Confidence-Based Prediction

September 23, 2021May 16, 2022 / erdosfan

Summary

My core work in deep learning makes use of a notion that I call $\delta$ , which is the minimum distance over which distinction between two vectors $x,y$ is justified by the context of the dataset. As a consequence, if you know $\delta$ , then by retrieving all vectors in the dataset $y$ for which $||x - y|| \leq \delta$ , you can thereby generate a cluster associated with the vector $x$ . This has remarkable accuracy, and the runtime is $O(N)$ , where $N$ is the number of rows in the dataset, on a parallel machine. You can read a summary of the approach and the results as applied to benchmark UCI and MNIST datasets in my article, “Vectorized Deep Learning“.

Though the runtime is already fast, often fractions of a second for a dataset with a few hundred rows, you can eliminate the training step embedded in this process, by simply estimating the value of $\delta$ using a function of the standard deviation. Because you’re estimating the value of $\delta$ , the cluster returned could very well contain vectors from other classes, but this is fine, because you can then use the distribution of classes in the cluster to assign a probability to resultant predictions. For example, if you query a cluster for a vector $x$ , and get a cluster $C$ , and the mode class (i.e., the most frequent), has a density of $.5$ within $C$ , then you can reasonably say that the probability your answer is correct is $.5$ . This turns out to not work all the time, and very well sometimes, depending upon the dataset. It must work where the distribution of classes about a point is the same in the training and testing datasets, and this follows trivially from the lemmas and corollaries I present in my article, “Analyzing Dataset Consistency“. But of course, in the real world, these assumptions might not hold perfectly, which causes performance to suffer.

Another layer of analysis you can apply that allows you to measure the confidence in a given probability makes use of my work in information theory, and in particular, the equation,

$I = K + U$ ,

where $I$ is the total information that can be known about a system, $K$ is your Knowledge with the respect to the system, and $U$ is your Uncertainty with respect to the system. In this case, the equation reduces to the following:

$N \log(c) = K + N H(C)$ ,

where $N$ is the size of the prediction cluster, $c$ is the number of classes in the dataset, $K$ is again Knowledge, and $U = H(C)$ is the Shannon Entropy of the prediction cluster, as a function of the distribution of classes in the cluster.

You can then require both the probability of a prediction, and your Knowledge in that probability, to exceed a given threshold in order to accept the prediction as valid.

Knowledge is in this case given by,

$K = N \log(c) - N H(C)$ .

You can read about why these equations make sense in my paper, “Information, Knowledge, and Uncertainty“.

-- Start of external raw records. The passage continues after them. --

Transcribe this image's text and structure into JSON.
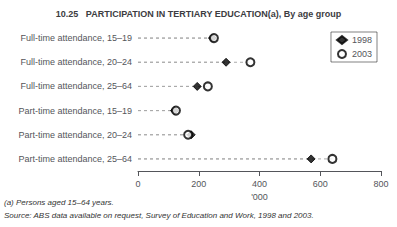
{
  "chart_data": {
    "type": "scatter",
    "title": "10.25   PARTICIPATION IN TERTIARY EDUCATION(a), By age group",
    "categories": [
      "Full-time attendance, 15–19",
      "Full-time attendance, 20–24",
      "Full-time attendance, 25–64",
      "Part-time attendance, 15–19",
      "Part-time attendance, 20–24",
      "Part-time attendance, 25–64"
    ],
    "series": [
      {
        "name": "1998",
        "color": "#000000",
        "marker": "diamond",
        "values": [
          245,
          290,
          195,
          120,
          175,
          570
        ]
      },
      {
        "name": "2003",
        "color": "#000000",
        "marker": "open_circle",
        "values": [
          250,
          370,
          230,
          125,
          165,
          640
        ]
      }
    ],
    "orientation": "horizontal",
    "xlabel": "'000",
    "xlim": [
      0,
      800
    ],
    "xticks": [
      0,
      200,
      400,
      600,
      800
    ],
    "line_style": "dashed",
    "grid": false,
    "legend": "upper right",
    "annotations": [
      "(a) Persons aged 15–64 years.",
      "Source: ABS data available on request, Survey of Education and Work, 1998 and 2003."
    ]
  }
}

If you do this, it works quite well, and below is a plot of accuracy as a function of a threshold for both the probability and Knowledge, with Knowledge adjusted to an $[0,1]$ scale, given $5,000$ rows of the MNIST Fashion Dataset. The effect of this is to require an increasingly high probability, and increasing confidence in your measure of that probability. The dataset is then broken into $4,250$ random training and $750$ random testing rows, done $150$ times. The accuracy shown below is the average over each of the $150$ runs, as a function of the minimum threshold, which is again, applied to both the accuracy and the confidence. The reason the prediction drops to $0$ at a certain point, is because there are no rows left that satisfy the threshold. The accuracy peaks at $99.647\%$ , and again, this is without any training step, so it is in fairness, an unsupervised algorithm.